Upholsterers have increased their prices to cope with inflation, according to Maraldo, who says one resource the NUA offers its members is a survey of what upholsterers across the country charge.
“We issue an annual pricing survey that can be filtered by geographic location,” she says. “You can see what your peers are charging. A lot of upholsterers have increased their prices to stay competitive.”
Another area where NUA has gotten involved is in explaining the standard for the flammability of upholstered furniture, which is issued by the Consumer Product Safety Commission (CPSC) and provides flammability testing and labeling requirements for upholstered furniture.
“Our members were very confused about the rules when they came out, but they want to be compliant,” Maraldo says.
The NUA coordinated a call with the CPSC to better understand new rules that apply only to furniture if it changes ownership after reupholstery is complete.
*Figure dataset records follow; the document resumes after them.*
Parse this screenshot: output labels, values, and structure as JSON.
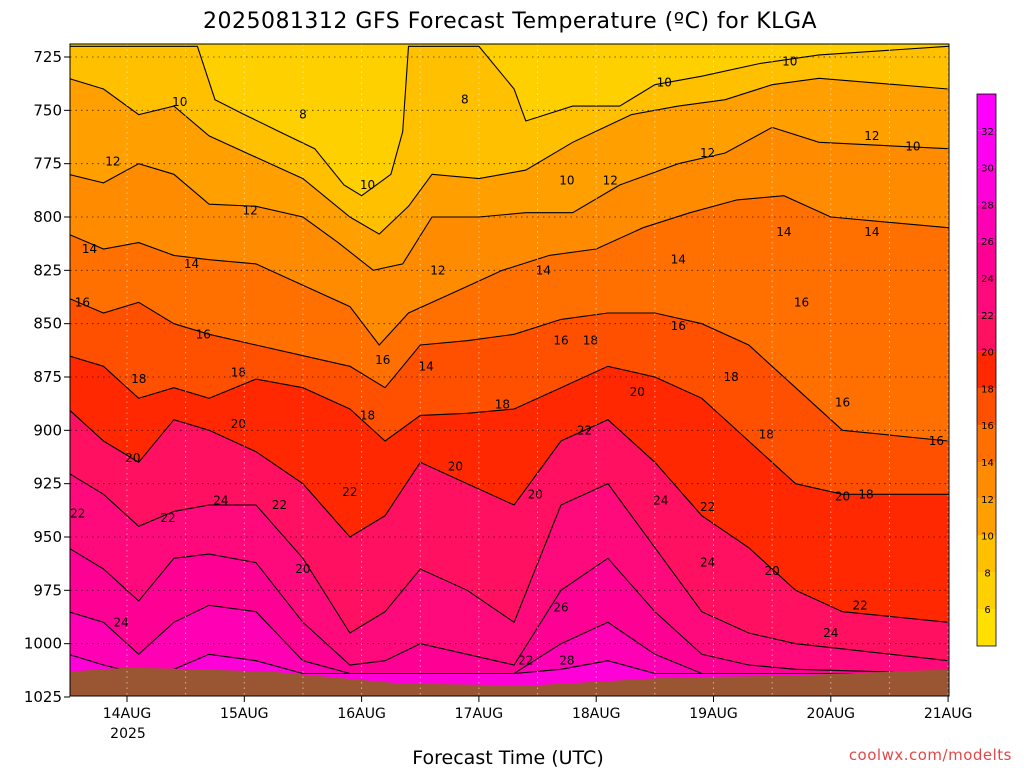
{
  "chart_data": {
    "type": "heatmap",
    "title": "2025081312 GFS Forecast Temperature (ºC) for KLGA",
    "xlabel": "Forecast Time (UTC)",
    "ylabel": "",
    "credit": "coolwx.com/modelts",
    "x_ticks": [
      "14AUG",
      "15AUG",
      "16AUG",
      "17AUG",
      "18AUG",
      "19AUG",
      "20AUG",
      "21AUG"
    ],
    "x_year": "2025",
    "y_ticks": [
      "725",
      "750",
      "775",
      "800",
      "825",
      "850",
      "875",
      "900",
      "925",
      "950",
      "975",
      "1000",
      "1025"
    ],
    "xlim": [
      "2025-08-13T12:00Z",
      "2025-08-21T00:00Z"
    ],
    "ylim": [
      1025,
      720
    ],
    "ground_pressure_hpa": 1014,
    "colorbar": {
      "ticks": [
        "6",
        "8",
        "10",
        "12",
        "14",
        "16",
        "18",
        "20",
        "22",
        "24",
        "26",
        "28",
        "30",
        "32"
      ],
      "range": [
        4,
        34
      ],
      "bands": [
        {
          "lo": 4,
          "hi": 6,
          "color": "#ffe000"
        },
        {
          "lo": 6,
          "hi": 8,
          "color": "#ffd000"
        },
        {
          "lo": 8,
          "hi": 10,
          "color": "#ffc000"
        },
        {
          "lo": 10,
          "hi": 12,
          "color": "#ffa000"
        },
        {
          "lo": 12,
          "hi": 14,
          "color": "#ff8c00"
        },
        {
          "lo": 14,
          "hi": 16,
          "color": "#ff7000"
        },
        {
          "lo": 16,
          "hi": 18,
          "color": "#ff5000"
        },
        {
          "lo": 18,
          "hi": 20,
          "color": "#ff2800"
        },
        {
          "lo": 20,
          "hi": 22,
          "color": "#ff1060"
        },
        {
          "lo": 22,
          "hi": 24,
          "color": "#ff0a7c"
        },
        {
          "lo": 24,
          "hi": 26,
          "color": "#ff0094"
        },
        {
          "lo": 26,
          "hi": 28,
          "color": "#ff00b4"
        },
        {
          "lo": 28,
          "hi": 30,
          "color": "#ff00d8"
        },
        {
          "lo": 30,
          "hi": 32,
          "color": "#ff00f0"
        },
        {
          "lo": 32,
          "hi": 34,
          "color": "#ff00ff"
        }
      ]
    },
    "contour_levels": [
      8,
      10,
      12,
      14,
      16,
      18,
      20,
      22,
      24,
      26,
      28
    ],
    "isotherm_series": [
      {
        "level": 8,
        "points": [
          [
            0.0,
            720
          ],
          [
            1.1,
            720
          ],
          [
            1.25,
            745
          ],
          [
            1.5,
            752
          ],
          [
            1.8,
            760
          ],
          [
            2.1,
            768
          ],
          [
            2.35,
            785
          ],
          [
            2.5,
            790
          ],
          [
            2.75,
            780
          ],
          [
            2.85,
            760
          ],
          [
            2.9,
            720
          ],
          [
            3.5,
            720
          ],
          [
            3.8,
            740
          ],
          [
            3.9,
            755
          ],
          [
            4.3,
            748
          ],
          [
            4.7,
            748
          ],
          [
            5.0,
            738
          ],
          [
            5.4,
            734
          ],
          [
            5.9,
            728
          ],
          [
            6.4,
            724
          ],
          [
            7.5,
            720
          ]
        ]
      },
      {
        "level": 10,
        "points": [
          [
            0.0,
            735
          ],
          [
            0.3,
            740
          ],
          [
            0.6,
            752
          ],
          [
            0.9,
            748
          ],
          [
            1.2,
            762
          ],
          [
            1.6,
            772
          ],
          [
            2.0,
            782
          ],
          [
            2.4,
            800
          ],
          [
            2.65,
            808
          ],
          [
            2.9,
            795
          ],
          [
            3.1,
            780
          ],
          [
            3.5,
            782
          ],
          [
            3.9,
            778
          ],
          [
            4.3,
            765
          ],
          [
            4.8,
            752
          ],
          [
            5.2,
            748
          ],
          [
            5.6,
            745
          ],
          [
            6.0,
            738
          ],
          [
            6.4,
            735
          ],
          [
            7.5,
            740
          ]
        ]
      },
      {
        "level": 12,
        "points": [
          [
            0.0,
            780
          ],
          [
            0.3,
            784
          ],
          [
            0.6,
            775
          ],
          [
            0.9,
            780
          ],
          [
            1.2,
            794
          ],
          [
            1.6,
            795
          ],
          [
            2.0,
            800
          ],
          [
            2.3,
            812
          ],
          [
            2.6,
            825
          ],
          [
            2.85,
            822
          ],
          [
            3.1,
            800
          ],
          [
            3.5,
            800
          ],
          [
            3.9,
            798
          ],
          [
            4.3,
            798
          ],
          [
            4.7,
            785
          ],
          [
            5.2,
            775
          ],
          [
            5.6,
            770
          ],
          [
            6.0,
            758
          ],
          [
            6.4,
            765
          ],
          [
            7.5,
            768
          ]
        ]
      },
      {
        "level": 14,
        "points": [
          [
            0.0,
            808
          ],
          [
            0.3,
            815
          ],
          [
            0.6,
            812
          ],
          [
            0.9,
            818
          ],
          [
            1.2,
            820
          ],
          [
            1.6,
            822
          ],
          [
            2.0,
            832
          ],
          [
            2.4,
            842
          ],
          [
            2.65,
            860
          ],
          [
            2.9,
            845
          ],
          [
            3.3,
            835
          ],
          [
            3.7,
            825
          ],
          [
            4.1,
            818
          ],
          [
            4.5,
            815
          ],
          [
            4.9,
            805
          ],
          [
            5.3,
            798
          ],
          [
            5.7,
            792
          ],
          [
            6.1,
            790
          ],
          [
            6.5,
            800
          ],
          [
            7.5,
            805
          ]
        ]
      },
      {
        "level": 16,
        "points": [
          [
            0.0,
            838
          ],
          [
            0.3,
            845
          ],
          [
            0.6,
            840
          ],
          [
            0.9,
            850
          ],
          [
            1.2,
            855
          ],
          [
            1.6,
            860
          ],
          [
            2.0,
            865
          ],
          [
            2.4,
            870
          ],
          [
            2.7,
            880
          ],
          [
            3.0,
            860
          ],
          [
            3.4,
            858
          ],
          [
            3.8,
            855
          ],
          [
            4.2,
            848
          ],
          [
            4.6,
            845
          ],
          [
            5.0,
            845
          ],
          [
            5.4,
            850
          ],
          [
            5.8,
            860
          ],
          [
            6.2,
            880
          ],
          [
            6.6,
            900
          ],
          [
            7.5,
            905
          ]
        ]
      },
      {
        "level": 18,
        "points": [
          [
            0.0,
            865
          ],
          [
            0.3,
            870
          ],
          [
            0.6,
            885
          ],
          [
            0.9,
            880
          ],
          [
            1.2,
            885
          ],
          [
            1.6,
            876
          ],
          [
            2.0,
            880
          ],
          [
            2.4,
            890
          ],
          [
            2.7,
            905
          ],
          [
            3.0,
            893
          ],
          [
            3.4,
            892
          ],
          [
            3.8,
            890
          ],
          [
            4.2,
            880
          ],
          [
            4.6,
            870
          ],
          [
            5.0,
            875
          ],
          [
            5.4,
            885
          ],
          [
            5.8,
            905
          ],
          [
            6.2,
            925
          ],
          [
            6.6,
            930
          ],
          [
            7.5,
            930
          ]
        ]
      },
      {
        "level": 20,
        "points": [
          [
            0.0,
            890
          ],
          [
            0.3,
            905
          ],
          [
            0.6,
            915
          ],
          [
            0.9,
            895
          ],
          [
            1.2,
            900
          ],
          [
            1.6,
            910
          ],
          [
            2.0,
            925
          ],
          [
            2.4,
            950
          ],
          [
            2.7,
            940
          ],
          [
            3.0,
            915
          ],
          [
            3.4,
            925
          ],
          [
            3.8,
            935
          ],
          [
            4.2,
            905
          ],
          [
            4.6,
            895
          ],
          [
            5.0,
            915
          ],
          [
            5.4,
            940
          ],
          [
            5.8,
            955
          ],
          [
            6.2,
            975
          ],
          [
            6.6,
            985
          ],
          [
            7.5,
            990
          ]
        ]
      },
      {
        "level": 22,
        "points": [
          [
            0.0,
            920
          ],
          [
            0.3,
            930
          ],
          [
            0.6,
            945
          ],
          [
            0.9,
            938
          ],
          [
            1.2,
            935
          ],
          [
            1.6,
            935
          ],
          [
            2.0,
            960
          ],
          [
            2.4,
            995
          ],
          [
            2.7,
            985
          ],
          [
            3.0,
            965
          ],
          [
            3.4,
            975
          ],
          [
            3.8,
            990
          ],
          [
            4.2,
            935
          ],
          [
            4.6,
            925
          ],
          [
            5.0,
            955
          ],
          [
            5.4,
            985
          ],
          [
            5.8,
            995
          ],
          [
            6.2,
            1000
          ],
          [
            7.5,
            1008
          ]
        ]
      },
      {
        "level": 24,
        "points": [
          [
            0.0,
            955
          ],
          [
            0.3,
            965
          ],
          [
            0.6,
            980
          ],
          [
            0.9,
            960
          ],
          [
            1.2,
            958
          ],
          [
            1.6,
            962
          ],
          [
            2.0,
            990
          ],
          [
            2.4,
            1010
          ],
          [
            2.7,
            1008
          ],
          [
            3.0,
            1000
          ],
          [
            3.4,
            1005
          ],
          [
            3.8,
            1010
          ],
          [
            4.2,
            975
          ],
          [
            4.6,
            960
          ],
          [
            5.0,
            985
          ],
          [
            5.4,
            1005
          ],
          [
            5.8,
            1010
          ],
          [
            6.2,
            1012
          ],
          [
            7.5,
            1014
          ]
        ]
      },
      {
        "level": 26,
        "points": [
          [
            0.0,
            985
          ],
          [
            0.3,
            990
          ],
          [
            0.6,
            1005
          ],
          [
            0.9,
            990
          ],
          [
            1.2,
            982
          ],
          [
            1.6,
            985
          ],
          [
            2.0,
            1008
          ],
          [
            2.4,
            1014
          ],
          [
            3.8,
            1014
          ],
          [
            4.2,
            1000
          ],
          [
            4.6,
            990
          ],
          [
            5.0,
            1005
          ],
          [
            5.4,
            1014
          ],
          [
            7.5,
            1014
          ]
        ]
      },
      {
        "level": 28,
        "points": [
          [
            0.0,
            1005
          ],
          [
            0.3,
            1010
          ],
          [
            0.6,
            1014
          ],
          [
            0.9,
            1012
          ],
          [
            1.2,
            1005
          ],
          [
            1.6,
            1008
          ],
          [
            2.0,
            1014
          ],
          [
            3.8,
            1014
          ],
          [
            4.2,
            1012
          ],
          [
            4.6,
            1008
          ],
          [
            5.0,
            1014
          ],
          [
            7.5,
            1014
          ]
        ]
      }
    ],
    "contour_labels": [
      {
        "text": "8",
        "x": 2.0,
        "p": 752
      },
      {
        "text": "8",
        "x": 3.38,
        "p": 745
      },
      {
        "text": "10",
        "x": 0.95,
        "p": 746
      },
      {
        "text": "10",
        "x": 2.55,
        "p": 785
      },
      {
        "text": "10",
        "x": 4.25,
        "p": 783
      },
      {
        "text": "10",
        "x": 5.08,
        "p": 737
      },
      {
        "text": "10",
        "x": 6.15,
        "p": 727
      },
      {
        "text": "10",
        "x": 7.2,
        "p": 767
      },
      {
        "text": "12",
        "x": 0.38,
        "p": 774
      },
      {
        "text": "12",
        "x": 1.55,
        "p": 797
      },
      {
        "text": "12",
        "x": 3.15,
        "p": 825
      },
      {
        "text": "12",
        "x": 4.62,
        "p": 783
      },
      {
        "text": "12",
        "x": 5.45,
        "p": 770
      },
      {
        "text": "12",
        "x": 6.85,
        "p": 762
      },
      {
        "text": "14",
        "x": 0.18,
        "p": 815
      },
      {
        "text": "14",
        "x": 1.05,
        "p": 822
      },
      {
        "text": "14",
        "x": 4.05,
        "p": 825
      },
      {
        "text": "14",
        "x": 5.2,
        "p": 820
      },
      {
        "text": "14",
        "x": 3.05,
        "p": 870
      },
      {
        "text": "14",
        "x": 6.1,
        "p": 807
      },
      {
        "text": "14",
        "x": 6.85,
        "p": 807
      },
      {
        "text": "16",
        "x": 0.12,
        "p": 840
      },
      {
        "text": "16",
        "x": 1.15,
        "p": 855
      },
      {
        "text": "16",
        "x": 2.68,
        "p": 867
      },
      {
        "text": "16",
        "x": 4.2,
        "p": 858
      },
      {
        "text": "16",
        "x": 5.2,
        "p": 851
      },
      {
        "text": "16",
        "x": 6.25,
        "p": 840
      },
      {
        "text": "16",
        "x": 6.6,
        "p": 887
      },
      {
        "text": "16",
        "x": 7.4,
        "p": 905
      },
      {
        "text": "18",
        "x": 1.45,
        "p": 873
      },
      {
        "text": "18",
        "x": 0.6,
        "p": 876
      },
      {
        "text": "18",
        "x": 2.55,
        "p": 893
      },
      {
        "text": "18",
        "x": 3.7,
        "p": 888
      },
      {
        "text": "18",
        "x": 4.45,
        "p": 858
      },
      {
        "text": "18",
        "x": 5.65,
        "p": 875
      },
      {
        "text": "18",
        "x": 5.95,
        "p": 902
      },
      {
        "text": "18",
        "x": 6.8,
        "p": 930
      },
      {
        "text": "20",
        "x": 0.55,
        "p": 913
      },
      {
        "text": "20",
        "x": 1.45,
        "p": 897
      },
      {
        "text": "20",
        "x": 2.0,
        "p": 965
      },
      {
        "text": "20",
        "x": 3.3,
        "p": 917
      },
      {
        "text": "20",
        "x": 3.98,
        "p": 930
      },
      {
        "text": "20",
        "x": 4.85,
        "p": 882
      },
      {
        "text": "20",
        "x": 6.0,
        "p": 966
      },
      {
        "text": "20",
        "x": 6.6,
        "p": 931
      },
      {
        "text": "22",
        "x": 0.08,
        "p": 939
      },
      {
        "text": "22",
        "x": 0.85,
        "p": 941
      },
      {
        "text": "22",
        "x": 1.8,
        "p": 935
      },
      {
        "text": "22",
        "x": 2.4,
        "p": 929
      },
      {
        "text": "22",
        "x": 4.4,
        "p": 900
      },
      {
        "text": "22",
        "x": 5.45,
        "p": 936
      },
      {
        "text": "22",
        "x": 6.75,
        "p": 982
      },
      {
        "text": "22",
        "x": 3.9,
        "p": 1008
      },
      {
        "text": "24",
        "x": 0.45,
        "p": 990
      },
      {
        "text": "24",
        "x": 1.3,
        "p": 933
      },
      {
        "text": "24",
        "x": 5.05,
        "p": 933
      },
      {
        "text": "24",
        "x": 5.45,
        "p": 962
      },
      {
        "text": "24",
        "x": 6.5,
        "p": 995
      },
      {
        "text": "26",
        "x": 4.2,
        "p": 983
      },
      {
        "text": "28",
        "x": 4.25,
        "p": 1008
      }
    ]
  }
}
It published a fact sheet about the standards on its website, NationalUpholsteryAssociation.org.
The NUA notes that an upholstery supplier should be able to tell upholsterers which products it sells are compliant with the flammability standard.
“It’s in your supplier’s best interest to ensure that they sell products that comply with new regulations. Many suppliers will note compliance on their websites, catalogs or product pages. Others may require a phone call or email to confirm,” the NUA states on its website.
Labor shortage continues
Another difficult issue upholsterers are facing is an ongoing labor shortage.
“A lot of older upholsterers are aging out and there is no one to replace them,” Maraldo notes.
She attributes some of the labor loss to an overall focus that emphasized young people going to college rather than learning a trade.
The NUA is working on several initiatives to attract workers to the industry. It has launched a job board and encourages employers to hire and then train employees.
“I don’t think the [upholstery] schools are ever going to come back, at least in the short term,” Maraldo says. “Today’s learning is going to happen on the job and online.”
Despite the challenges, both Maraldo and Montalbano enjoy seeing the delight customers find in their refurbished items.
“I like making people happy,” Montalbano says.
Annemarie Mannion is a freelance writer based in Willowbrook, Ill.